My View: Paradoxes
October 19, 2015
By Robert Darling, D.D.S.
Robert Darling, D.D.S.
Earlier this year, researchers in northern Ethiopia uncovered hominid teeth and jaw fragments estimated to be more than 3.5 million years old.
News of this discovery reminded me of a “dental paradox” a forensic dentist shared during a lecture years ago: “The part of the human body which is most likely to be lost in one’s lifetime is the part which will last the longest after we are gone.”
These seemingly opposite statements make a point about the durability of our teeth.
Paradox might be a good term to describe the contradictions in the relationship between medical care and dental care in our present health care environment.
The health of the teeth and the oral cavity is essential to systemic health and personal well-being, but is treated as an optional accessory when it comes to society’s willingness to pay for appropriate care.

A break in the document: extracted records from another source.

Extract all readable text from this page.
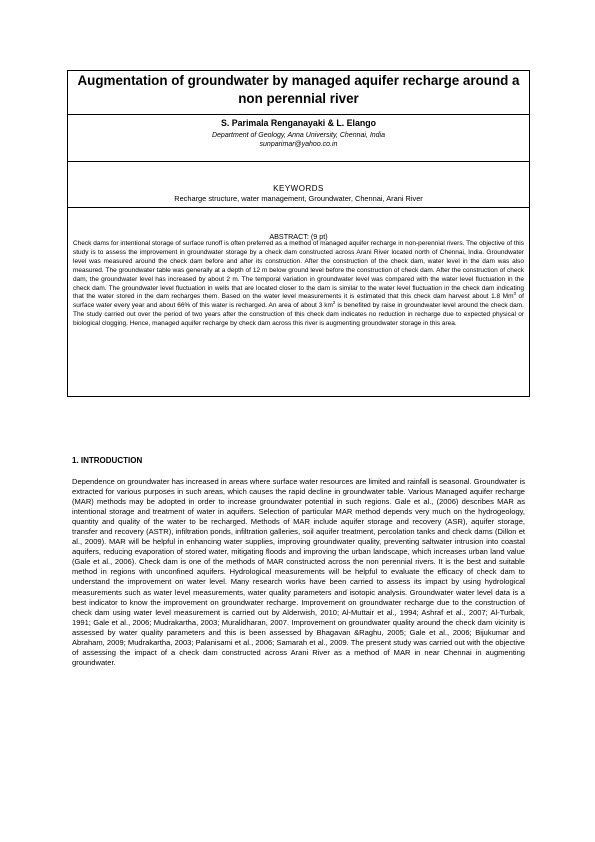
Augmentation of groundwater by managed aquifer recharge around a non perennial river

S. Parimala Renganayaki & L. Elango

Department of Geology, Anna University, Chennai, India

sunparimar@yahoo.co.in

KEYWORDS

Recharge structure, water management, Groundwater, Chennai, Arani River

ABSTRACT: (9 pt)

Check dams for intentional storage of surface runoff is often preferred as a method of managed aquifer recharge in non-perennial rivers. The objective of this study is to assess the improvement in groundwater storage by a check dam constructed across Arani River located north of Chennai, India. Groundwater level was measured around the check dam before and after its construction. After the construction of the check dam, water level in the dam was also measured. The groundwater table was generally at a depth of 12 m below ground level before the construction of check dam. After the construction of check dam, the groundwater level has increased by about 2 m. The temporal variation in groundwater level was compared with the water level fluctuation in the check dam. The groundwater level fluctuation in wells that are located closer to the dam is similar to the water level fluctuation in the check dam indicating that the water stored in the dam recharges them. Based on the water level measurements it is estimated that this check dam harvest about 1.8 Mm$^3$ of surface water every year and about 66% of this water is recharged. An area of about 3 $km^2$ is benefited by raise in groundwater level around the check dam. The study carried out over the period of two years after the construction of this check dam indicates no reduction in recharge due to expected physical or biological clogging. Hence, managed aquifer recharge by check dam across this river is augmenting groundwater storage in this area.

1. INTRODUCTION

Dependence on groundwater has increased in areas where surface water resources are limited and rainfall is seasonal. Groundwater is extracted for various purposes in such areas, which causes the rapid decline in groundwater table. Various Managed aquifer recharge (MAR) methods may be adopted in order to increase groundwater potential in such regions. Gale et al., (2006) describes MAR as intentional storage and treatment of water in aquifers. Selection of particular MAR method depends very much on the hydrogeology, quantity and quality of the water to be recharged. Methods of MAR include aquifer storage and recovery (ASR), aquifer storage, transfer and recovery (ASTR), infiltration ponds, infiltration galleries, soil aquifer treatment, percolation tanks and check dams (Dillon et al., 2009). MAR will be helpful in enhancing water supplies, improving groundwater quality, preventing saltwater intrusion into coastal aquifers, reducing evaporation of stored water, mitigating floods and improving the urban landscape, which increases urban land value (Gale et al., 2006). Check dam is one of the methods of MAR constructed across the non perennial rivers. It is the best and suitable method in regions with unconfined aquifers. Hydrological measurements will be helpful to evaluate the efficacy of check dam to understand the improvement on water level. Many research works have been carried to assess its impact by using hydrological measurements such as water level measurements, water quality parameters and isotopic analysis. Groundwater water level data is a best indicator to know the improvement on groundwater recharge. Improvement on groundwater recharge due to the construction of check dam using water level measurement is carried out by Alderwish, 2010; Al-Muttair et al., 1994; Ashraf et al., 2007; Al-Turbak, 1991; Gale et al., 2006; Mudrakartha, 2003; Muralidharan, 2007. Improvement on groundwater quality around the check dam vicinity is assessed by water quality parameters and this is been assessed by Bhagavan &Raghu, 2005; Gale et al., 2006; Bijukumar and Abraham, 2009; Mudrakartha, 2003; Palanisami et al., 2006; Samarah et al., 2009. The present study was carried out with the objective of assessing the impact of a check dam constructed across Arani River as a method of MAR in near Chennai in augmenting groundwater.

Insurances, both private and public, will pay thousands of dollars for a knee replacement to improve an individual’s mobility and quality of life; but, the same level of coverage would not be extended to rehabilitation of missing or damaged teeth to also improve a person’s function and quality of life.
Two opposing pieces of acrylic might be deemed the least expensive but clinically acceptable remedy for a compromised dentition.
I cannot imagine an insurance plan recommending a wheelchair as the least expensive, but clinically acceptable way of addressing a bad knee.
It is essential that we continue to explore different ways in which medicine and dentistry can work together.
The recent collaboration between the Wisconsin Dental Association and the Wisconsin Chapter of the American Academy of Pediatrics regarding promoting a dental home for children by age one is one example.
Another example is the WDA support of Children’s Hospital of Wisconsin’s grant application from Children’s Dental Health Project to raise awareness and improve access to oral health care for pregnant women and infants.
We also need to be mindful of instances in which medicine and dentistry are not exactly in sync with one another, such as the diversity of opinions among physicians and their respective professional organizations regarding antibiotic prophylaxis for dental procedures, especially in regards to artificial joints.
As dental professionals, we are in a unique position to educate our physician counterparts. After all, we receive more training in systemic functions and diseases than they receive in dental/oral conditions and treatment.
It is important we continue to reach out for the benefit of our mutual patients.
Over the course of my career, I have seen great changes, especially in the past decade. The recognition of the role of circulating C-reactive proteins (as part of the chronic inflammation in periodontal disease) and cardiac disease is one example.
In the future, I hope there will no longer be a distinction between “dental care” and “medical care.”
Instead, we will speak of “health care” realizing everything in the body, from teeth to toes, is intimately connected.